Recently, deep learning models have been extensively adopted in numerous applications, from health care to finance and entertainment industry. This wide-spread deployment of deep models raised concern over the privacy of data used to train deep models. This is a huge concern particularly for data-sensitive applications, such as health records, personal data, bio-metric data, etc. As a result, a new direction of research focusing on possible attacks aiming to identify training data of deep models emerged, called membership inference.Membership inference (MI) attacks identify which samples have been used during training and which samples have not. The first generation of membership inference attacks mainly used deep models' prediction confidence as a feature to identify training samples. The intuition is that deep models are more confident on samples they have seen during training than non-training samples.
Despite their sound intuition and apparent successful reports, we, along a few other parallel studies, showed that the first generation of membership inference attacks are ineffective in practice for multiple reasons. First, they could not significantly outperform a naive baseline that labels a sample as a member (training sample) if it is correctly classified by the deep model and as a non-member (non-training sample) otherwise. Second, the confidence distribution of correctly classified samples, which cover the majority of a dataset, are not distinguishable between train and non-train samples. Only a small portion of mis-classified samples exhibit discrepant distribution. Third, all these membership inference attacks report average-case success metric (e.g., accuracy or ROC-AUC). However, privacy is not an average case-metric, and it should be treated similar to other security and privacy related problems. Similar to other security problems, the attack is reliable if it can identify a few training samples while almost on non-training samples are falsely labeled as a training sample. In other words, a reliable membership inference attack should have a decent true-positive rate (TPR) at low false-positive rates (FPR).
In this dissertation, we aim to move the membership inference research in a more practical direction, either by showing the limitations of the current attacks or by proposing more reliable attacks. As stated earlier, we first show that the current generation of membership inference attacks are not reliable in practice. Then, we propose several new membership inference attacks that achieve more reliable performance in more realistic scenarios. The first attack focuses on the model's behavior in the entire sub-population, instead of a single sample in vacuum. More specifically, we compare the model's confidence on a target sample and other samples from the same sub-population. If the confidence of a sample is significantly higher than the average confidence on that sub-population, that is an indication of a training sample. We show that this attack can achieve moderate true positive with very low false positive. Additionally, we propose a BiGAN architecture to generate samples from the same sub-population, in case it is not available. The second attack aims to focus on user-level MI attack instead of the record-level MI attack. In this scenario, we identify if a user's data has been used during training instead if identifying which samples from the user have been used. Not only this attack is more realistic in privacy domain, but we show that we can achieve the state-of-the-art accuracy if multiple samples from a user are used to draw the membership inference. In another study, we show that MI attacks are generally more successful when deep ensemble is used. We show that deep ensemble shifts the distribution of train and non-train samples in a different way where they become significantly more distinguishable. Finally, we show that are a few simple aggregation mechanisms instead of ensemble averaging that can improve the accuracy and privacy of deep models in deep ensemble context.

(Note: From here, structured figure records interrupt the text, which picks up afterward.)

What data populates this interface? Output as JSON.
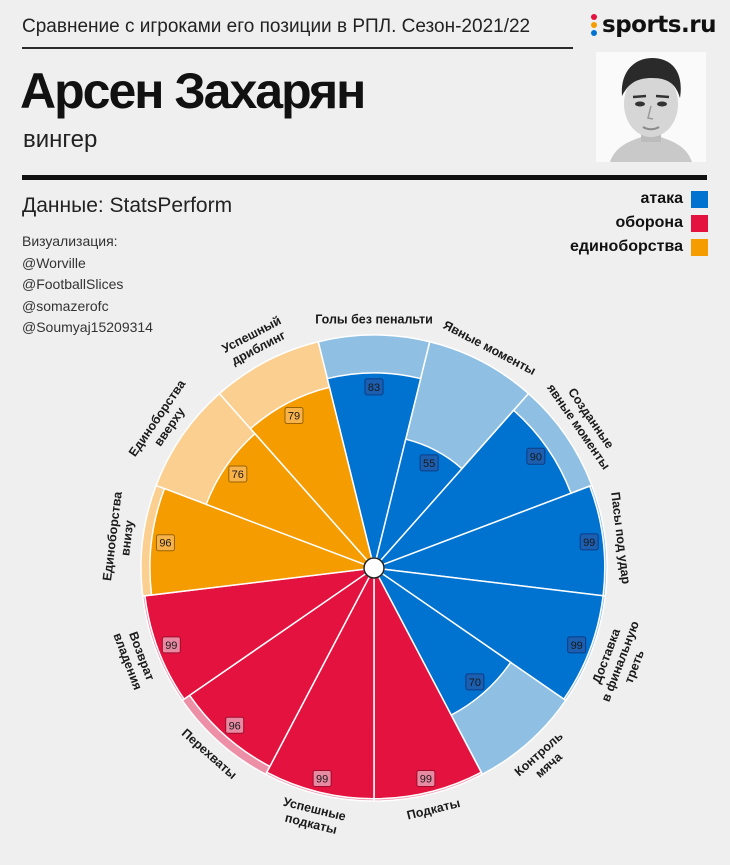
{
  "header": {
    "subtitle": "Сравнение с игроками его позиции в РПЛ. Сезон-2021/22",
    "logo_text": "sports.ru",
    "player_name": "Арсен Захарян",
    "player_role": "вингер",
    "source": "Данные: StatsPerform",
    "credits": [
      "Визуализация:",
      "@Worville",
      "@FootballSlices",
      "@somazerofc",
      "@Soumyaj15209314"
    ]
  },
  "legend": [
    {
      "label": "атака",
      "color": "#0073d1"
    },
    {
      "label": "оборона",
      "color": "#e3123f"
    },
    {
      "label": "единоборства",
      "color": "#f59c00"
    }
  ],
  "chart_data": {
    "type": "polar-bar",
    "scale": [
      0,
      100
    ],
    "categories": [
      {
        "label": [
          "Голы без пенальти"
        ],
        "value": 83,
        "group": "атака"
      },
      {
        "label": [
          "Явные моменты"
        ],
        "value": 55,
        "group": "атака"
      },
      {
        "label": [
          "Созданные",
          "явные моменты"
        ],
        "value": 90,
        "group": "атака"
      },
      {
        "label": [
          "Пасы под удар"
        ],
        "value": 99,
        "group": "атака"
      },
      {
        "label": [
          "Доставка",
          "в финальную",
          "треть"
        ],
        "value": 99,
        "group": "атака"
      },
      {
        "label": [
          "Контроль",
          "мяча"
        ],
        "value": 70,
        "group": "атака"
      },
      {
        "label": [
          "Подкаты"
        ],
        "value": 99,
        "group": "оборона"
      },
      {
        "label": [
          "Успешные",
          "подкаты"
        ],
        "value": 99,
        "group": "оборона"
      },
      {
        "label": [
          "Перехваты"
        ],
        "value": 96,
        "group": "оборона"
      },
      {
        "label": [
          "Возврат",
          "владения"
        ],
        "value": 99,
        "group": "оборона"
      },
      {
        "label": [
          "Единоборства",
          "внизу"
        ],
        "value": 96,
        "group": "единоборства"
      },
      {
        "label": [
          "Единоборства",
          "вверху"
        ],
        "value": 76,
        "group": "единоборства"
      },
      {
        "label": [
          "Успешный",
          "дриблинг"
        ],
        "value": 79,
        "group": "единоборства"
      }
    ],
    "colors": {
      "атака": {
        "main": "#0073d1",
        "light": "#8fc0e3",
        "label": "#1c5fb0",
        "border": "#0a3c85"
      },
      "оборона": {
        "main": "#e3123f",
        "light": "#ee8fa8",
        "label": "#e98aa3",
        "border": "#9e0d2c"
      },
      "единоборства": {
        "main": "#f59c00",
        "light": "#fbcf90",
        "label": "#f7b24a",
        "border": "#9a6200"
      }
    }
  }
}
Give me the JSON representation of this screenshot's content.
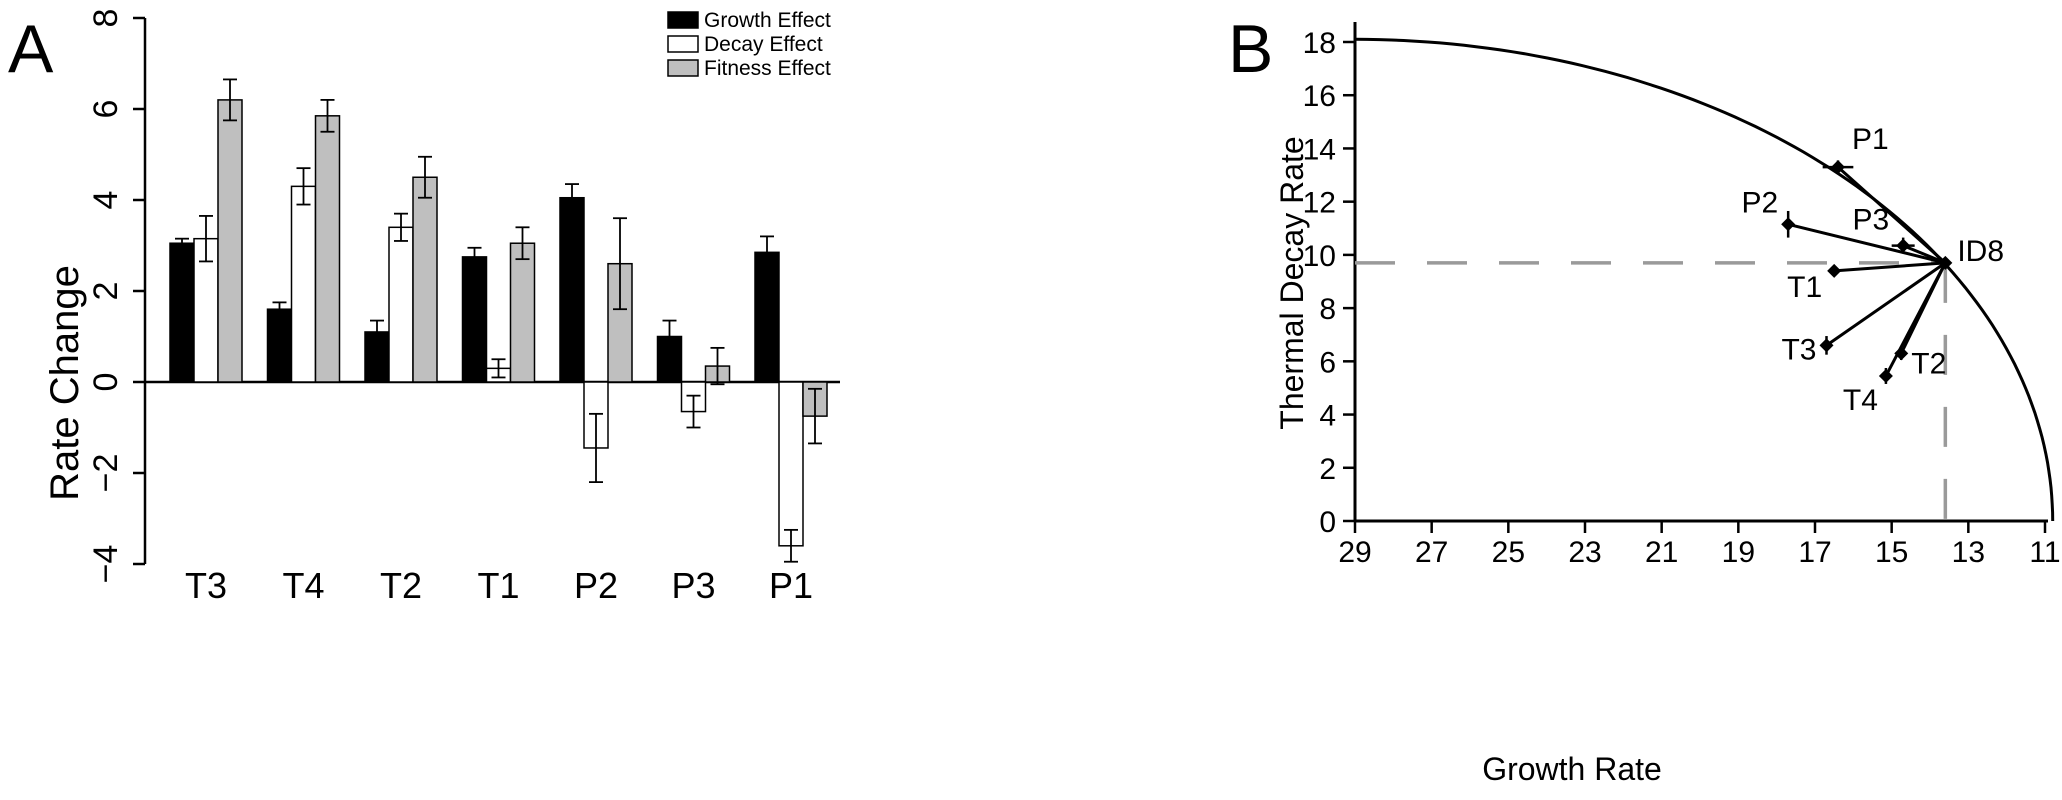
{
  "panel_labels": {
    "a": "A",
    "b": "B"
  },
  "colors": {
    "growth": "#000000",
    "decay": "#ffffff",
    "fitness": "#bfbfbf",
    "axis": "#000000",
    "dashed": "#9a9a9a"
  },
  "chart_data": [
    {
      "type": "bar",
      "title": "",
      "xlabel": "",
      "ylabel": "Rate Change",
      "ylim": [
        -4,
        8
      ],
      "yticks": [
        "8",
        "6",
        "4",
        "2",
        "0",
        "−2",
        "−4"
      ],
      "categories": [
        "T3",
        "T4",
        "T2",
        "T1",
        "P2",
        "P3",
        "P1"
      ],
      "series": [
        {
          "name": "Growth Effect",
          "values": [
            3.05,
            1.6,
            1.1,
            2.75,
            4.05,
            1.0,
            2.85
          ],
          "errors": [
            0.1,
            0.15,
            0.25,
            0.2,
            0.3,
            0.35,
            0.35
          ]
        },
        {
          "name": "Decay Effect",
          "values": [
            3.15,
            4.3,
            3.4,
            0.3,
            -1.45,
            -0.65,
            -3.6
          ],
          "errors": [
            0.5,
            0.4,
            0.3,
            0.2,
            0.75,
            0.35,
            0.35
          ]
        },
        {
          "name": "Fitness Effect",
          "values": [
            6.2,
            5.85,
            4.5,
            3.05,
            2.6,
            0.35,
            -0.75
          ],
          "errors": [
            0.45,
            0.35,
            0.45,
            0.35,
            1.0,
            0.4,
            0.6
          ]
        }
      ],
      "legend": "top-right",
      "grid": false
    },
    {
      "type": "scatter",
      "title": "",
      "xlabel": "Growth Rate",
      "ylabel": "Thermal Decay Rate",
      "xlim": [
        29,
        10.5
      ],
      "ylim": [
        0,
        18.8
      ],
      "x_reversed": true,
      "xticks": [
        29,
        27,
        25,
        23,
        21,
        19,
        17,
        15,
        13,
        11
      ],
      "yticks": [
        0,
        2,
        4,
        6,
        8,
        10,
        12,
        14,
        16,
        18
      ],
      "origin": {
        "name": "ID8",
        "x": 13.6,
        "y": 9.7
      },
      "points": [
        {
          "name": "P1",
          "x": 16.4,
          "y": 13.3,
          "xerr": 0.4,
          "yerr": 0.25
        },
        {
          "name": "P2",
          "x": 17.7,
          "y": 11.15,
          "xerr": 0.0,
          "yerr": 0.5
        },
        {
          "name": "P3",
          "x": 14.7,
          "y": 10.35,
          "xerr": 0.3,
          "yerr": 0.3
        },
        {
          "name": "T1",
          "x": 16.5,
          "y": 9.4,
          "xerr": 0.0,
          "yerr": 0.0
        },
        {
          "name": "T3",
          "x": 16.7,
          "y": 6.6,
          "xerr": 0.0,
          "yerr": 0.35
        },
        {
          "name": "T4",
          "x": 15.15,
          "y": 5.45,
          "xerr": 0.0,
          "yerr": 0.3
        },
        {
          "name": "T2",
          "x": 14.75,
          "y": 6.3,
          "xerr": 0.0,
          "yerr": 0.25
        }
      ],
      "boundary_curve": {
        "x_at_y0": 10.8,
        "y_at_x29": 18.1
      },
      "reference_lines": {
        "x": 13.6,
        "y": 9.7,
        "style": "dashed"
      },
      "grid": false
    }
  ]
}
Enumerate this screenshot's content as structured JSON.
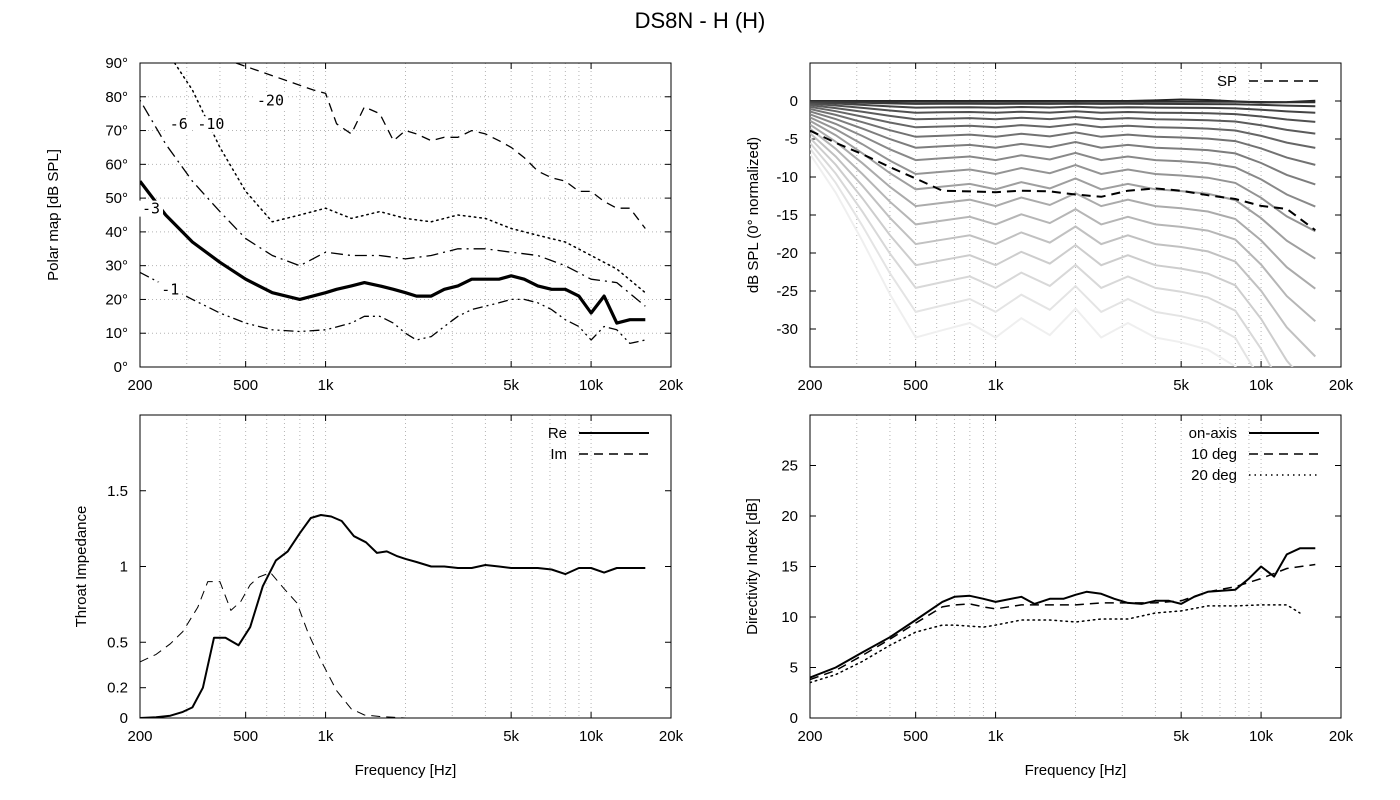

Finally, we illustrate a fundamental issue with current MI attacks, including the state-of-the-art attacks, that limits their applications in certain scenarios. We elaborate the issues with a practical scenario where membership inference attacks are used by an auditor (investigator) to prove to a judge/jury that the auditee unlawfully used sensitive data during training. Although the current SOTA attacks can identify some training samples with low false positive ratio in a common experimental setting extensively used for MI attacks, an auditee can generate unlimited number of samples on which MI attacks catastrophically fail. This can be used in court to easily discredit the allegation of the auditor and make the case dismissed. Interestingly, we show that auditee does not need to know anything about the auditor's membership inference attack to generate those challenging samples. We called this problem, discredibility. Currently, there is no attack immune to discredibility. We hope that our research sheds light on this newly-discovered issue and encourage researchers to investigate it.